“Goh, u moet wel een hele mooie vrouw hebben”. Mijn studente keek afwisselend van de foto op mijn telefoon naar mij. Ik meende iets van ongeloof te bespeuren. Kijk, dat ik niet bepaald Brat Pitt ben, wist ik al wel. Na de reactie van mijn studente, zo’n vijftien jaar geleden exporteerde ik elke hoop op een flitsend uiterlijk definitief naar fabeltjesland.
Ik ben sowieso niet van de uiterlijkheden. Sterker, dat skin deep geneuzel over zogenaamde schoonheid is gevaarlijk. Het maakt dat jonge meiden hun lippen laten oppompen en hun lijf laten verbouwen op een manier waar Frankenstein wit van zou wegtrekken. En wat te denken van video’s vol six-pack-dudes die met door anabole steroïden opgeblazen spierbundels het beeld van de ideale man bij elkaar liegen? Voor mij volstaat een spijkerbroek, een T-shirt, een trui, een paar sokken, een onderbroek, dat maal twee en in de goedkoopste versies. Mijn vrouw stelt helaas hogere doelen. Zij sleept mij periodiek de betere kledingzaken in om me op te kalefateren. Lijdzaam onderga ik de foltering van met confronterend grote spiegels uitgeruste pashokjes waarin ik mijn kont niet kan keren en waar het klamme zweet me uitbreekt bij broek nummer twintig. Ik vind de eerste altijd al goed. Ach, het is haar aandoenlijke queeste om van haar beest een beauty te maken. Ik verdraag liefdevol dat ik pas uit de folterkamer mag ontsnappen wanneer zij tevreden net voldoende afstand tussen mij en een clochard ziet. Ze legitimeert het met: “Ik moet wel naast je lopen hè”.

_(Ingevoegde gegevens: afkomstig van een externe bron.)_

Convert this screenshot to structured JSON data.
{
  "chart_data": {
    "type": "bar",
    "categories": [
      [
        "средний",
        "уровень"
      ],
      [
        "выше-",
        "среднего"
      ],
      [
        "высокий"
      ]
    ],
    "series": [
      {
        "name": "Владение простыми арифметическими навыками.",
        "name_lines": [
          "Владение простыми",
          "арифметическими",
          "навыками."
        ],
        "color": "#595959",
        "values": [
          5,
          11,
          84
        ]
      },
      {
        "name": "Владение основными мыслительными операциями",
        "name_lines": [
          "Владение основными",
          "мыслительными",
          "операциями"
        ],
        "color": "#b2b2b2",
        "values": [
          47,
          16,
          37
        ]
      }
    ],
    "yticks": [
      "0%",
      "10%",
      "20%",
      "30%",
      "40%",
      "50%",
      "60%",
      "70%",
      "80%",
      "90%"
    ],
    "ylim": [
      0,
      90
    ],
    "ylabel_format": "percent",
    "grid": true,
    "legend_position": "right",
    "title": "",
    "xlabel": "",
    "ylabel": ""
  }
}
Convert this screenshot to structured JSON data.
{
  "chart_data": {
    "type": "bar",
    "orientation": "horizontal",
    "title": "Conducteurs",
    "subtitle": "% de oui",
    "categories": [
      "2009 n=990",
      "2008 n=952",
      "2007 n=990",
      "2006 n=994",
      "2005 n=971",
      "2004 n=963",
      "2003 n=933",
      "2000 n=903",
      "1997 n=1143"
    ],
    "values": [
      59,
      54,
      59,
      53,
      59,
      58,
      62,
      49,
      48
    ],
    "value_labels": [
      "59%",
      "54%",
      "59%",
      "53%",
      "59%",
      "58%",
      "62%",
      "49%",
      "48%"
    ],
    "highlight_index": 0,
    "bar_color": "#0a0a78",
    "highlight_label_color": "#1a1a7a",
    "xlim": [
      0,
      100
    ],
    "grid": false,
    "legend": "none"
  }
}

Ik houd me liever vast aan wat mijn moeder ooit zei, toen ik als tiener mijn haar föhnde in een vruchteloze poging om op Barry van de BeeGees te lijken: “Ach jongen, schoonheid zit van binnen”. Maar toch, dat moet ik mijn vrouw nageven, het oog wil ook wat. Misschien moet ik meer aandacht geven aan wát dat oog precies waarneemt. Een bewijs voor die geachte vond ik van de week.

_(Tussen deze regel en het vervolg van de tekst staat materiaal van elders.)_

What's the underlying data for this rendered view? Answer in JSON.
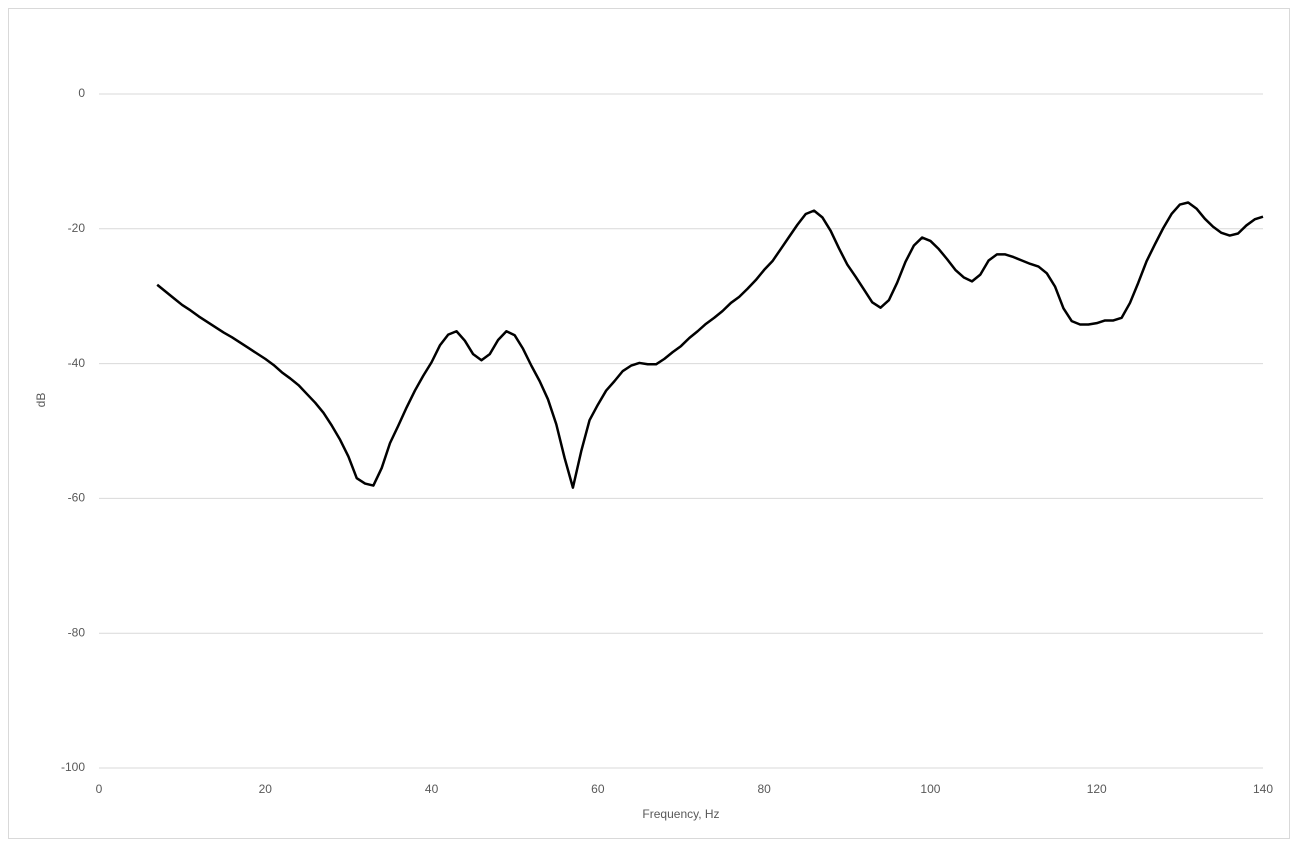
{
  "chart_data": {
    "type": "line",
    "x_label": "Frequency, Hz",
    "y_label": "dB",
    "xlim": [
      0,
      140
    ],
    "xticks": [
      0,
      20,
      40,
      60,
      80,
      100,
      120,
      140
    ],
    "ylim": [
      -100,
      10
    ],
    "yticks": [
      -100,
      -80,
      -60,
      -40,
      -20,
      0
    ],
    "grid": true,
    "x": [
      7,
      8,
      9,
      10,
      11,
      12,
      13,
      14,
      15,
      16,
      17,
      18,
      19,
      20,
      21,
      22,
      23,
      24,
      25,
      26,
      27,
      28,
      29,
      30,
      31,
      32,
      33,
      34,
      35,
      36,
      37,
      38,
      39,
      40,
      41,
      42,
      43,
      44,
      45,
      46,
      47,
      48,
      49,
      50,
      51,
      52,
      53,
      54,
      55,
      56,
      57,
      58,
      59,
      60,
      61,
      62,
      63,
      64,
      65,
      66,
      67,
      68,
      69,
      70,
      71,
      72,
      73,
      74,
      75,
      76,
      77,
      78,
      79,
      80,
      81,
      82,
      83,
      84,
      85,
      86,
      87,
      88,
      89,
      90,
      91,
      92,
      93,
      94,
      95,
      96,
      97,
      98,
      99,
      100,
      101,
      102,
      103,
      104,
      105,
      106,
      107,
      108,
      109,
      110,
      111,
      112,
      113,
      114,
      115,
      116,
      117,
      118,
      119,
      120,
      121,
      122,
      123,
      124,
      125,
      126,
      127,
      128,
      129,
      130,
      131,
      132,
      133,
      134,
      135,
      136,
      137,
      138,
      139,
      140
    ],
    "series": [
      {
        "color": "#000000",
        "values": [
          -28.3,
          -29.3,
          -30.3,
          -31.3,
          -32.1,
          -33,
          -33.8,
          -34.6,
          -35.4,
          -36.1,
          -36.9,
          -37.7,
          -38.5,
          -39.3,
          -40.2,
          -41.3,
          -42.2,
          -43.2,
          -44.5,
          -45.8,
          -47.3,
          -49.2,
          -51.3,
          -53.8,
          -57,
          -57.8,
          -58.1,
          -55.5,
          -51.8,
          -49.2,
          -46.5,
          -44,
          -41.8,
          -39.8,
          -37.3,
          -35.7,
          -35.2,
          -36.6,
          -38.6,
          -39.5,
          -38.6,
          -36.5,
          -35.2,
          -35.8,
          -37.8,
          -40.3,
          -42.6,
          -45.3,
          -49,
          -54,
          -58.4,
          -53,
          -48.4,
          -46.1,
          -44,
          -42.6,
          -41.1,
          -40.3,
          -39.9,
          -40.1,
          -40.1,
          -39.3,
          -38.3,
          -37.4,
          -36.2,
          -35.2,
          -34.1,
          -33.2,
          -32.2,
          -31,
          -30.1,
          -28.9,
          -27.6,
          -26.1,
          -24.8,
          -23,
          -21.2,
          -19.4,
          -17.8,
          -17.3,
          -18.3,
          -20.3,
          -22.9,
          -25.3,
          -27.1,
          -29,
          -30.9,
          -31.7,
          -30.6,
          -28,
          -24.9,
          -22.5,
          -21.3,
          -21.8,
          -23,
          -24.5,
          -26.1,
          -27.2,
          -27.8,
          -26.8,
          -24.7,
          -23.8,
          -23.8,
          -24.2,
          -24.7,
          -25.2,
          -25.6,
          -26.6,
          -28.6,
          -31.8,
          -33.7,
          -34.2,
          -34.2,
          -34,
          -33.6,
          -33.6,
          -33.2,
          -31,
          -28,
          -24.8,
          -22.3,
          -19.9,
          -17.8,
          -16.4,
          -16.1,
          -17,
          -18.5,
          -19.7,
          -20.6,
          -21,
          -20.7,
          -19.5,
          -18.6,
          -18.2
        ]
      }
    ]
  }
}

Mijn oudste dochter vierde haar verjaardag. Mijn jongste was er ook. We waren in gesprek en ik keek hen aan. Ik herkende mezelf in kleine schitteringen in hun ogen, subtiele trekjes om de mond en de soort opmerkingen en grapjes die ze maakten. Daarin spiegelde zich mijn soort schoonheid. Ik zet daarom mijn kaarten op de rimpel-, rafel- en vlekkeloze schoonheid van de goede relatie met degenen die ik liefheb en die van mij houden zoals ik ben. En ja, ik heb een prachtige vrouw!